Always Have a Back-Out Plan: Contingencies You Must Have

When you're buying a home, Plan A is always to buy the home on the terms in the original contract. Plan B is to buy the home after renegotiating some of the terms. Plan C is the contingency plan: if there is an irresolvable flaw in the condition of the home, the home doesn't appraise for the purchase price, or your lender refuses to fund your loan for whatever reason, you can back out of the transaction with no penalty (other than the money you've spent on inspections) so long as you have the appropriate contingencies in place. Remember, contingency = the right to bail.

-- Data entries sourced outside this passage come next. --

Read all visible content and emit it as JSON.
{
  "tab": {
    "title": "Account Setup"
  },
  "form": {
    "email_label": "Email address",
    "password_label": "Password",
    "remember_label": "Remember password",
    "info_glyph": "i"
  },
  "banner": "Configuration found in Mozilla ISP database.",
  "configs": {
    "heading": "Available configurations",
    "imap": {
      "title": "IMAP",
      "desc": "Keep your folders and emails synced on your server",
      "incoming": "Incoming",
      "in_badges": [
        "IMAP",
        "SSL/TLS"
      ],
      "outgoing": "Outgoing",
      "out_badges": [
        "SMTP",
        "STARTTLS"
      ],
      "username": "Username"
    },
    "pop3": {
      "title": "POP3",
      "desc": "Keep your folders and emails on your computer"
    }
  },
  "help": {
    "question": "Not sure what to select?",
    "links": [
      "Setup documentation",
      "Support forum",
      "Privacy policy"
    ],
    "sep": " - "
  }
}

When you're in a hot seller's market, or there are multiple offers on a property, you might be pressured to make an offer with no contingencies, or one with no appraisal or loan contingency. DON'T DO IT! Personally, I wouldn't spend more than about $50 at a store that didn't have a 30-day return policy. It is insane to even consider having no back-out plan on a purchase in the hundreds of thousands of dollars! This is way too big a purchase to be without an escape route, at least until your due diligence into the condition of the property is completed.

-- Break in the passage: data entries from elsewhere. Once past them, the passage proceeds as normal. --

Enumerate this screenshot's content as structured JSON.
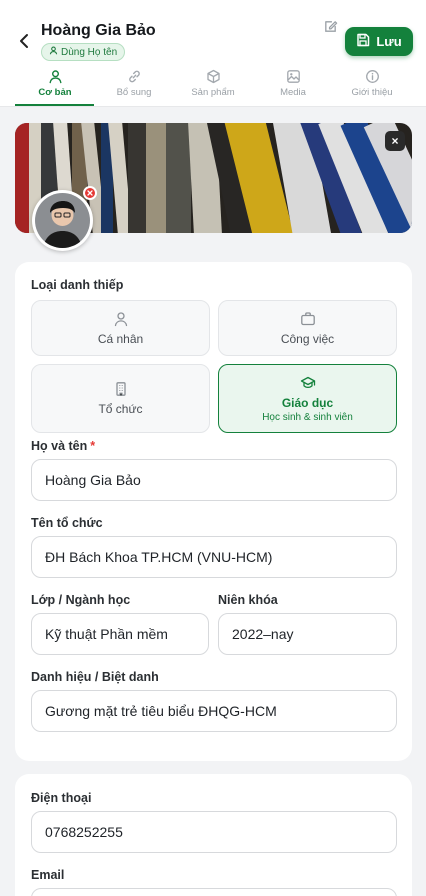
{
  "header": {
    "name": "Hoàng Gia Bảo",
    "name_chip": "Dùng Họ tên",
    "save_label": "Lưu"
  },
  "tabs": [
    {
      "label": "Cơ bản",
      "icon": "user-icon",
      "active": true
    },
    {
      "label": "Bổ sung",
      "icon": "link-icon",
      "active": false
    },
    {
      "label": "Sản phẩm",
      "icon": "box-icon",
      "active": false
    },
    {
      "label": "Media",
      "icon": "image-icon",
      "active": false
    },
    {
      "label": "Giới thiệu",
      "icon": "info-icon",
      "active": false
    }
  ],
  "cover": {
    "close_label": "×"
  },
  "card_type": {
    "title": "Loại danh thiếp",
    "options": [
      {
        "label": "Cá nhân",
        "icon": "person-icon"
      },
      {
        "label": "Công việc",
        "icon": "briefcase-icon"
      },
      {
        "label": "Tổ chức",
        "icon": "building-icon"
      },
      {
        "label": "Giáo dục",
        "sub": "Học sinh & sinh viên",
        "icon": "graduation-cap-icon",
        "selected": true
      }
    ]
  },
  "form": {
    "full_name_label": "Họ và tên",
    "required_mark": "*",
    "full_name_value": "Hoàng Gia Bảo",
    "org_label": "Tên tổ chức",
    "org_value": "ĐH Bách Khoa TP.HCM (VNU-HCM)",
    "class_label": "Lớp / Ngành học",
    "class_value": "Kỹ thuật Phần mềm",
    "year_label": "Niên khóa",
    "year_value": "2022–nay",
    "title_label": "Danh hiệu / Biệt danh",
    "title_value": "Gương mặt trẻ tiêu biểu ĐHQG-HCM"
  },
  "contact": {
    "phone_label": "Điện thoại",
    "phone_value": "0768252255",
    "email_label": "Email"
  },
  "colors": {
    "accent": "#14813c",
    "accent_light": "#eaf6ee",
    "danger": "#e53935"
  }
}
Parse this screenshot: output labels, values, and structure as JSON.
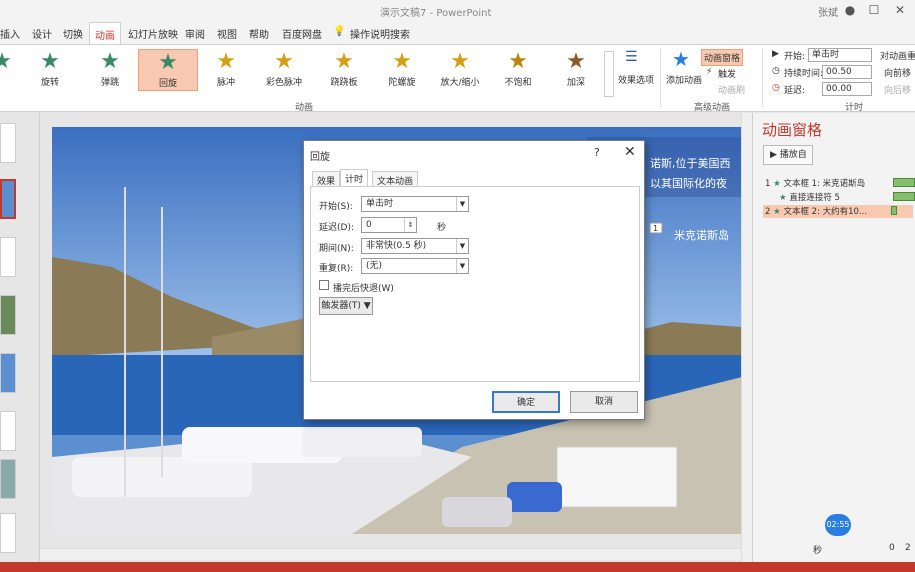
{
  "window": {
    "title": "演示文稿7 - PowerPoint",
    "user": "张斌",
    "help_glyph": "?",
    "minimize_glyph": "—",
    "restore_glyph": "☐",
    "close_glyph": "✕"
  },
  "tabs": [
    "插入",
    "设计",
    "切换",
    "动画",
    "幻灯片放映",
    "审阅",
    "视图",
    "帮助",
    "百度网盘",
    "操作说明搜索"
  ],
  "active_tab": "动画",
  "ribbon": {
    "animations": [
      {
        "label": "旋转",
        "color": "#3a8a6a"
      },
      {
        "label": "弹跳",
        "color": "#3a8a6a"
      },
      {
        "label": "回旋",
        "color": "#3a8a6a"
      },
      {
        "label": "脉冲",
        "color": "#d4a017"
      },
      {
        "label": "彩色脉冲",
        "color": "#d4a017"
      },
      {
        "label": "跷跷板",
        "color": "#d4a017"
      },
      {
        "label": "陀螺旋",
        "color": "#d4a017"
      },
      {
        "label": "放大/缩小",
        "color": "#d4a017"
      },
      {
        "label": "不饱和",
        "color": "#b8860b"
      },
      {
        "label": "加深",
        "color": "#8b5a2b"
      }
    ],
    "selected_animation": "回旋",
    "effect_options": "效果选项",
    "group_animation": "动画",
    "add_animation": "添加动画",
    "anim_pane_btn": "动画窗格",
    "trigger": "触发",
    "anim_painter": "动画刷",
    "group_advanced": "高级动画",
    "start_label": "开始:",
    "start_value": "单击时",
    "duration_label": "持续时间:",
    "duration_value": "00.50",
    "delay_label": "延迟:",
    "delay_value": "00.00",
    "reorder": "对动画重",
    "move_earlier": "向前移",
    "move_later": "向后移",
    "group_timing": "计时"
  },
  "slide": {
    "text_line1": "诺斯,位于美国西",
    "text_line2": "以其国际化的夜",
    "badge": "1",
    "caption": "米克诺斯岛"
  },
  "dialog": {
    "title": "回旋",
    "tabs": [
      "效果",
      "计时",
      "文本动画"
    ],
    "active_tab": "计时",
    "start_label": "开始(S):",
    "start_value": "单击时",
    "delay_label": "延迟(D):",
    "delay_value": "0",
    "delay_unit": "秒",
    "period_label": "期间(N):",
    "period_value": "非常快(0.5 秒)",
    "repeat_label": "重复(R):",
    "repeat_value": "(无)",
    "rewind_label": "播完后快退(W)",
    "trigger_btn": "触发器(T)",
    "ok": "确定",
    "cancel": "取消"
  },
  "pane": {
    "title": "动画窗格",
    "play": "播放自",
    "items": [
      {
        "num": "1",
        "text": "文本框 1: 米克诺斯岛"
      },
      {
        "num": "",
        "text": "直接连接符 5"
      },
      {
        "num": "2",
        "text": "文本框 2: 大约有10..."
      }
    ],
    "seconds": "秒",
    "time_badge": "02:55",
    "page_fragment": "0",
    "page_fragment2": "2"
  }
}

The results of your home inspections will help you decide whether you need to bail out of a home purchase. For the most part, properties that look very well maintained have been very well maintained. People who tend to every nook and cranny of their homes and keep things well dusted and manicured, also often maintain their rain gutters and roofs well. Over the last decade, though, a wave of buying and rehabbing properties strictly for profit (not to live in) has swept our nation. Investors "fix" properties with widely varying degrees of attention to the fundamentals prior to "flipping" them. In an effort to maximize profit, some flippers pay all their attention to cosmetic detail, and very little to the structural integrity of the home. Others literally tend to everything from the ground up, so don't dismiss these sorts of properties out of hand either. My point is that with any property, but especially a fix-and-flip, looks can be deceiving.